Paul Barber

Personal information
- Born: 21 May 1955 (age 71) Peterborough, England
- Height: 189 cm (6 ft 2 in)
- Weight: 85 kg (187 lb)

Sport
- Sport: Field hockey
- Position: left back

Senior career
- Years: Team / Caps / Goals
- 1976–1979: Peterborough Town / - / -
- 1979–1993: Slough / - / -

National team
- Years: Team / Caps / Goals
- –: Great Britain / 67 / -
- –: England / 99 / -

Medal record
Field hockey
Representing Great Britain
Olympic Games
| Gold medal – first place | 1988 Seoul | Team |
| Bronze medal – third place | 1984 Los Angeles | Team |
Champions Trophy
| Bronze medal – third place | 1978 Lahore | Team |
| Silver medal – second place | 1985 Perth | Team |
Representing England
World Cup
| Silver medal – second place | 1986 London | Team |
European Championship
| Silver medal – second place | 1987 Moscow | Team |

= Paul Barber (field hockey) =

British field hockey player (born 1955)

Paul Jason Barber (born 21 May 1955) is an English former field hockey player, who won a gold medal at the 1988 Summer Olympics.

== Biography ==
Barber was born in Peterborough, England, and was educated at King's School, Peterborough and Monkton Combe School in Bath. He played club hockey for his home town club, Peterborough Town Hockey Club and was the Peterborough Adveritser's sportsman of the year in 1977 and won a bronze medal with England at the 1978 European Cup, was part of the bronze medal winning Great Britain team that competed at the inaugural 1978 Men's Hockey Champions Trophy, in Lahore, Pakistan and played at the 1978 Men's Hockey World Cup. However, he signed to play for Slough Hockey Club in the Men's England Hockey League in 1979.

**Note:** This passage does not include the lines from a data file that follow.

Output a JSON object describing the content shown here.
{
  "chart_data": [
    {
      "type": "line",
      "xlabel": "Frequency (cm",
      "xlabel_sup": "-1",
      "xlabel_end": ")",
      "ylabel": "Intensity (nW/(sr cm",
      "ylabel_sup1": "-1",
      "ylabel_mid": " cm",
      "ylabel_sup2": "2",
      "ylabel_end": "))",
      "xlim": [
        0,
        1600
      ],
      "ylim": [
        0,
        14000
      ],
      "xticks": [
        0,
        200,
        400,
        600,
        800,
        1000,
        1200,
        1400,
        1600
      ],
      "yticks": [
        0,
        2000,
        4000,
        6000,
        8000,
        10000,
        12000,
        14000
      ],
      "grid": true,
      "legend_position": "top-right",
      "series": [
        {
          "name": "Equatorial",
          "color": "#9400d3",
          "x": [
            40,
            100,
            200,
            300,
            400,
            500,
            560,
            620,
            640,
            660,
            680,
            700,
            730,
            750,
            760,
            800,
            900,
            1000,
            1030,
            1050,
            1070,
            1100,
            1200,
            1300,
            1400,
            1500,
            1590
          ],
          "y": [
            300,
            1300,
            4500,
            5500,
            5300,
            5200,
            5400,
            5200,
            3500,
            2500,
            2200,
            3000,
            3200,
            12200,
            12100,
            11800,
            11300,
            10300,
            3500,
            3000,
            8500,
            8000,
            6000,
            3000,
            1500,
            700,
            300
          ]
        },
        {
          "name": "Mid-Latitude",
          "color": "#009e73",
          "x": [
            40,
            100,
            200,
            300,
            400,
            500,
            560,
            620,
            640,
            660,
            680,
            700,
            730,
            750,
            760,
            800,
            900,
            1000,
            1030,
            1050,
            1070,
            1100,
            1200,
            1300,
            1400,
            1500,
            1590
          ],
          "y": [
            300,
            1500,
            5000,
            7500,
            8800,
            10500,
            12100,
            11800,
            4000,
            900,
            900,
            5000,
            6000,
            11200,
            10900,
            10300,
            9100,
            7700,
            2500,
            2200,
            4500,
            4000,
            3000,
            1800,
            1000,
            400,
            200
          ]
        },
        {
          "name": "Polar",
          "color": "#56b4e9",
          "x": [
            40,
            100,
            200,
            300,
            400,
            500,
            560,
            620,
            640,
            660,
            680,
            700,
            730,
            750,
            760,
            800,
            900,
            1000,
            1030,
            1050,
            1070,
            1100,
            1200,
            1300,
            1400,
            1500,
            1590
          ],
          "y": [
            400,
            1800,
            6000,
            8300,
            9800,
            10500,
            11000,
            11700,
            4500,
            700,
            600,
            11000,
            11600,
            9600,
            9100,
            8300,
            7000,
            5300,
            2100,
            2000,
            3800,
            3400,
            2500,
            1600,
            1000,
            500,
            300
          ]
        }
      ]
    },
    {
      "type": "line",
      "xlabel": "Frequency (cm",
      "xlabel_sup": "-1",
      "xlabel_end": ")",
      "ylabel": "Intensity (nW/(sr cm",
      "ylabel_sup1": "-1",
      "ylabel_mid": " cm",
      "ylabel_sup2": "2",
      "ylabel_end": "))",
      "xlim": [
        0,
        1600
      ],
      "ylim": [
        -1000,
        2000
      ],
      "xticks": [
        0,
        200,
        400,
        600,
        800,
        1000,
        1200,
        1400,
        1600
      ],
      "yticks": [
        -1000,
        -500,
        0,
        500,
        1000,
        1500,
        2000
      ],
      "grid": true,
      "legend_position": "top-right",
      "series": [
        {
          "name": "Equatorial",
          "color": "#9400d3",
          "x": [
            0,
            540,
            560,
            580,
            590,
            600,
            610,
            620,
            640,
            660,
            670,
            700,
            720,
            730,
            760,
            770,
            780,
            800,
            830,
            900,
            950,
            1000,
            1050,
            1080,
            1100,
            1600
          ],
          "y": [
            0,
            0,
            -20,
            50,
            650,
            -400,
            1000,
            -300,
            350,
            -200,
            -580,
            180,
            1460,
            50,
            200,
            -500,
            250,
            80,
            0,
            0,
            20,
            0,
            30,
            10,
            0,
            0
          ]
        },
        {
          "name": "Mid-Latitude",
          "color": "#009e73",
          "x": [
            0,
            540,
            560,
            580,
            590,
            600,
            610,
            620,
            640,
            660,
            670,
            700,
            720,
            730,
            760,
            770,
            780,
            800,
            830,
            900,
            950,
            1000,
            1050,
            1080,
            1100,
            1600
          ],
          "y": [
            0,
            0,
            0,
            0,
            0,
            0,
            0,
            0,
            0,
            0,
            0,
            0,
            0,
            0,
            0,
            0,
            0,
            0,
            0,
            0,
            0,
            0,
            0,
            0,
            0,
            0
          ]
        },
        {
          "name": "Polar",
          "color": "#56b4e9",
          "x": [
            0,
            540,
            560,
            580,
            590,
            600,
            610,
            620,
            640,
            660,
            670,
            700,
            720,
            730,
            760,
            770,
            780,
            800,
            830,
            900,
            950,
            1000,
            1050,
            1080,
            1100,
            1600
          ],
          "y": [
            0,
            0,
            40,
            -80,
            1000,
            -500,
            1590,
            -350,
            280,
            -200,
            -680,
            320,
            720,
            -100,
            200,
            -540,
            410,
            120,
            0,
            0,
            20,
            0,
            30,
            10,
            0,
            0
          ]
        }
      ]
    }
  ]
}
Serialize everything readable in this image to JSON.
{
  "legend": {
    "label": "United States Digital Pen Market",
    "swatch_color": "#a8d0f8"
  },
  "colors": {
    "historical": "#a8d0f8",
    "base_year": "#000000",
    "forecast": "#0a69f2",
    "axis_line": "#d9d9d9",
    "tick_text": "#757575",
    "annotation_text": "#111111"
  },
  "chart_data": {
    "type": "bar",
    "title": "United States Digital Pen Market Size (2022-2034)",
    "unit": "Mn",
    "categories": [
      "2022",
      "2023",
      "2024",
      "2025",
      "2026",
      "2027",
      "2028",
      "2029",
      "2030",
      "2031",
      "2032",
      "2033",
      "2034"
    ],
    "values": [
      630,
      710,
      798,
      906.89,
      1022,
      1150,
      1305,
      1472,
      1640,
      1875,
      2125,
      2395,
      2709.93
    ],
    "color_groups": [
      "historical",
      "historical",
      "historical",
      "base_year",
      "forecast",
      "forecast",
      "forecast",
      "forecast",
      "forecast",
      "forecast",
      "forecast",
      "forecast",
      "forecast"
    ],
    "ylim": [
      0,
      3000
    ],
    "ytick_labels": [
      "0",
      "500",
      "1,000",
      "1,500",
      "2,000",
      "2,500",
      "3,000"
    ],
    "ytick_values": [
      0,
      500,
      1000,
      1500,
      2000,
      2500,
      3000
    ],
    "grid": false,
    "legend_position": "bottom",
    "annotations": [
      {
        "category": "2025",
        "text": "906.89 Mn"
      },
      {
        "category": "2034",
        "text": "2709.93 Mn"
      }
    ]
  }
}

He was selected for the Great Britain team for 1980 Olympic Games but missed out due to the boycott of the Moscow Games. He did however play in the 1982 Men's Hockey World Cup and win a bronze medal at the 1984 Summer Olympics in Los Angeles. He was part of the silver medal winning Great Britain team that competed at the 1985 Men's Hockey Champions Trophy in Perth, Australia.

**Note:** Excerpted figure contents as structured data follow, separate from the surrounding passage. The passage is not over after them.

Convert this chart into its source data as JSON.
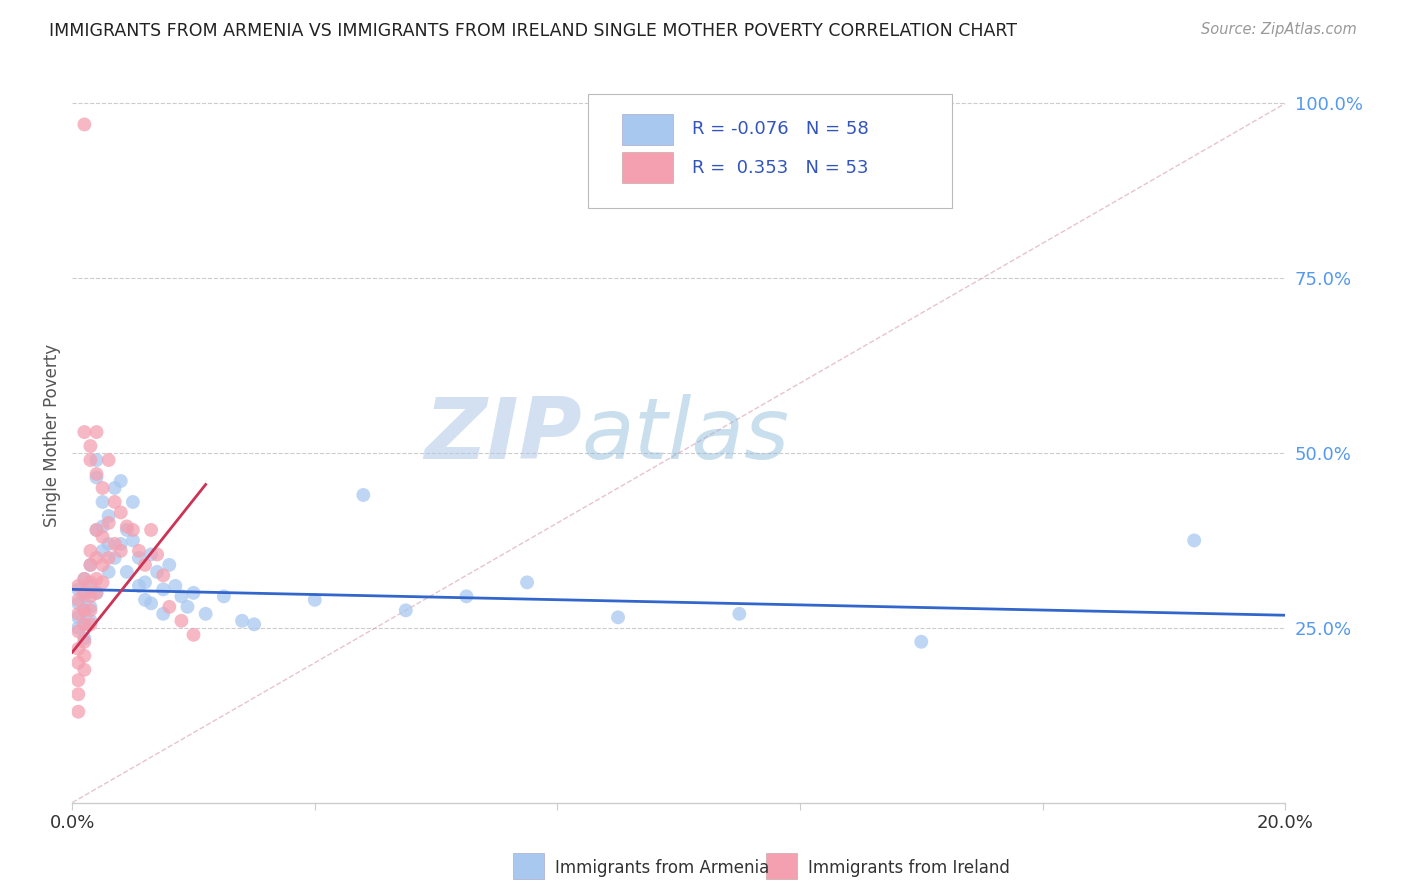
{
  "title": "IMMIGRANTS FROM ARMENIA VS IMMIGRANTS FROM IRELAND SINGLE MOTHER POVERTY CORRELATION CHART",
  "source": "Source: ZipAtlas.com",
  "ylabel": "Single Mother Poverty",
  "legend_armenia": "Immigrants from Armenia",
  "legend_ireland": "Immigrants from Ireland",
  "R_armenia": -0.076,
  "N_armenia": 58,
  "R_ireland": 0.353,
  "N_ireland": 53,
  "color_armenia": "#a8c8f0",
  "color_ireland": "#f4a0b0",
  "trendline_armenia_color": "#3366cc",
  "trendline_ireland_color": "#cc3355",
  "diagonal_color": "#cccccc",
  "watermark_zip": "ZIP",
  "watermark_atlas": "atlas",
  "background_color": "#ffffff",
  "armenia_scatter": [
    [
      0.001,
      0.305
    ],
    [
      0.001,
      0.285
    ],
    [
      0.001,
      0.265
    ],
    [
      0.001,
      0.25
    ],
    [
      0.002,
      0.32
    ],
    [
      0.002,
      0.295
    ],
    [
      0.002,
      0.275
    ],
    [
      0.002,
      0.255
    ],
    [
      0.002,
      0.235
    ],
    [
      0.003,
      0.34
    ],
    [
      0.003,
      0.31
    ],
    [
      0.003,
      0.28
    ],
    [
      0.003,
      0.26
    ],
    [
      0.004,
      0.49
    ],
    [
      0.004,
      0.465
    ],
    [
      0.004,
      0.39
    ],
    [
      0.004,
      0.3
    ],
    [
      0.005,
      0.43
    ],
    [
      0.005,
      0.395
    ],
    [
      0.005,
      0.36
    ],
    [
      0.006,
      0.41
    ],
    [
      0.006,
      0.37
    ],
    [
      0.006,
      0.33
    ],
    [
      0.007,
      0.45
    ],
    [
      0.007,
      0.35
    ],
    [
      0.008,
      0.46
    ],
    [
      0.008,
      0.37
    ],
    [
      0.009,
      0.39
    ],
    [
      0.009,
      0.33
    ],
    [
      0.01,
      0.43
    ],
    [
      0.01,
      0.375
    ],
    [
      0.011,
      0.35
    ],
    [
      0.011,
      0.31
    ],
    [
      0.012,
      0.315
    ],
    [
      0.012,
      0.29
    ],
    [
      0.013,
      0.355
    ],
    [
      0.013,
      0.285
    ],
    [
      0.014,
      0.33
    ],
    [
      0.015,
      0.305
    ],
    [
      0.015,
      0.27
    ],
    [
      0.016,
      0.34
    ],
    [
      0.017,
      0.31
    ],
    [
      0.018,
      0.295
    ],
    [
      0.019,
      0.28
    ],
    [
      0.02,
      0.3
    ],
    [
      0.022,
      0.27
    ],
    [
      0.025,
      0.295
    ],
    [
      0.028,
      0.26
    ],
    [
      0.03,
      0.255
    ],
    [
      0.04,
      0.29
    ],
    [
      0.048,
      0.44
    ],
    [
      0.055,
      0.275
    ],
    [
      0.065,
      0.295
    ],
    [
      0.075,
      0.315
    ],
    [
      0.09,
      0.265
    ],
    [
      0.11,
      0.27
    ],
    [
      0.14,
      0.23
    ],
    [
      0.185,
      0.375
    ]
  ],
  "ireland_scatter": [
    [
      0.001,
      0.31
    ],
    [
      0.001,
      0.29
    ],
    [
      0.001,
      0.27
    ],
    [
      0.001,
      0.245
    ],
    [
      0.001,
      0.22
    ],
    [
      0.001,
      0.2
    ],
    [
      0.001,
      0.175
    ],
    [
      0.001,
      0.155
    ],
    [
      0.001,
      0.13
    ],
    [
      0.002,
      0.97
    ],
    [
      0.002,
      0.53
    ],
    [
      0.002,
      0.32
    ],
    [
      0.002,
      0.3
    ],
    [
      0.002,
      0.275
    ],
    [
      0.002,
      0.255
    ],
    [
      0.002,
      0.23
    ],
    [
      0.002,
      0.21
    ],
    [
      0.002,
      0.19
    ],
    [
      0.003,
      0.51
    ],
    [
      0.003,
      0.49
    ],
    [
      0.003,
      0.36
    ],
    [
      0.003,
      0.34
    ],
    [
      0.003,
      0.315
    ],
    [
      0.003,
      0.295
    ],
    [
      0.003,
      0.275
    ],
    [
      0.003,
      0.255
    ],
    [
      0.004,
      0.53
    ],
    [
      0.004,
      0.47
    ],
    [
      0.004,
      0.39
    ],
    [
      0.004,
      0.35
    ],
    [
      0.004,
      0.32
    ],
    [
      0.004,
      0.3
    ],
    [
      0.005,
      0.45
    ],
    [
      0.005,
      0.38
    ],
    [
      0.005,
      0.34
    ],
    [
      0.005,
      0.315
    ],
    [
      0.006,
      0.49
    ],
    [
      0.006,
      0.4
    ],
    [
      0.006,
      0.35
    ],
    [
      0.007,
      0.43
    ],
    [
      0.007,
      0.37
    ],
    [
      0.008,
      0.415
    ],
    [
      0.008,
      0.36
    ],
    [
      0.009,
      0.395
    ],
    [
      0.01,
      0.39
    ],
    [
      0.011,
      0.36
    ],
    [
      0.012,
      0.34
    ],
    [
      0.013,
      0.39
    ],
    [
      0.014,
      0.355
    ],
    [
      0.015,
      0.325
    ],
    [
      0.016,
      0.28
    ],
    [
      0.018,
      0.26
    ],
    [
      0.02,
      0.24
    ]
  ],
  "xlim": [
    0.0,
    0.2
  ],
  "ylim": [
    0.0,
    1.05
  ]
}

He also won silver with the England squad at the 1986 Men's Hockey World Cup in London, and scored both the goals in the semi-final that helped England defeat West Germany 2-1 and progress to the final.

He was vice-captain of the gold medal-winning Great Britain squad in the 1988 Summer Olympics in Seoul.

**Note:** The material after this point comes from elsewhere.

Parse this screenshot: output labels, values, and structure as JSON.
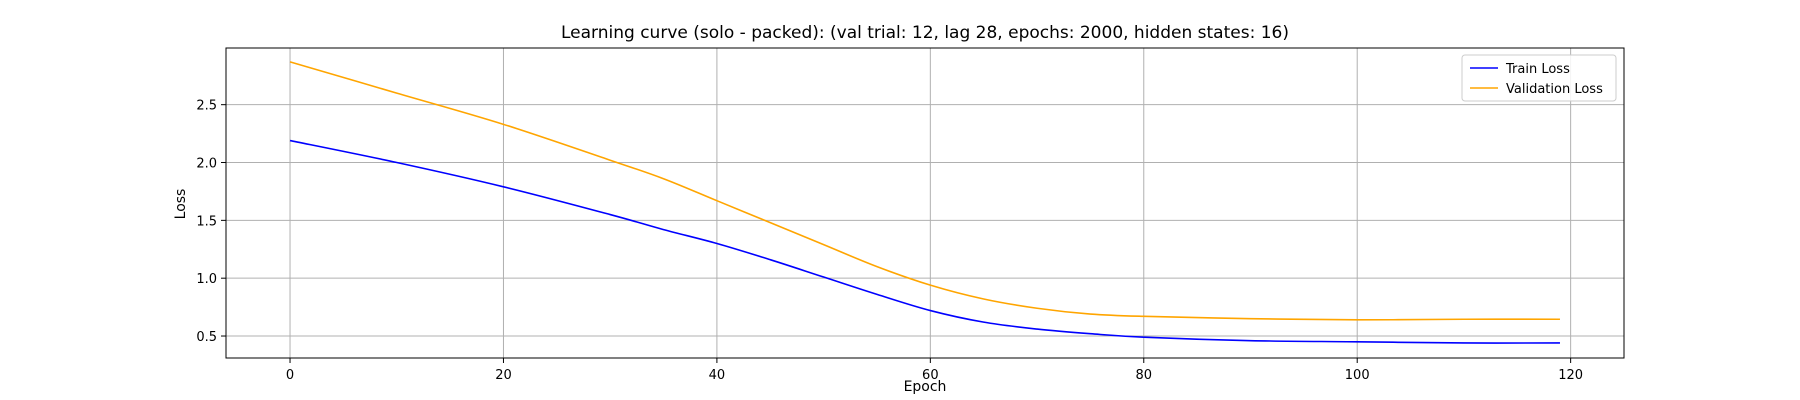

In a career that spanned over 25 years, Barber won 99 caps for England and 68 caps for Great Britain.

A player of uncompromising physicality and determination, he was recognised as one of the finest defenders and short corner strikers in the world. In 1983 Barber was awarded UK Hockey Player of the Year. Following the 1988 tournament, in which he scored 5 goals, Barber retired from international hockey at all levels, but continued to play for Slough Hockey Club until the early 1990s when he joined Newbury & Thatcham Hockey Club. He played on for several more years until retiring from all forms of hockey in 1998.

He lives in Bath with his wife, Jennie and has three sons, Michael, Stephen and Mark.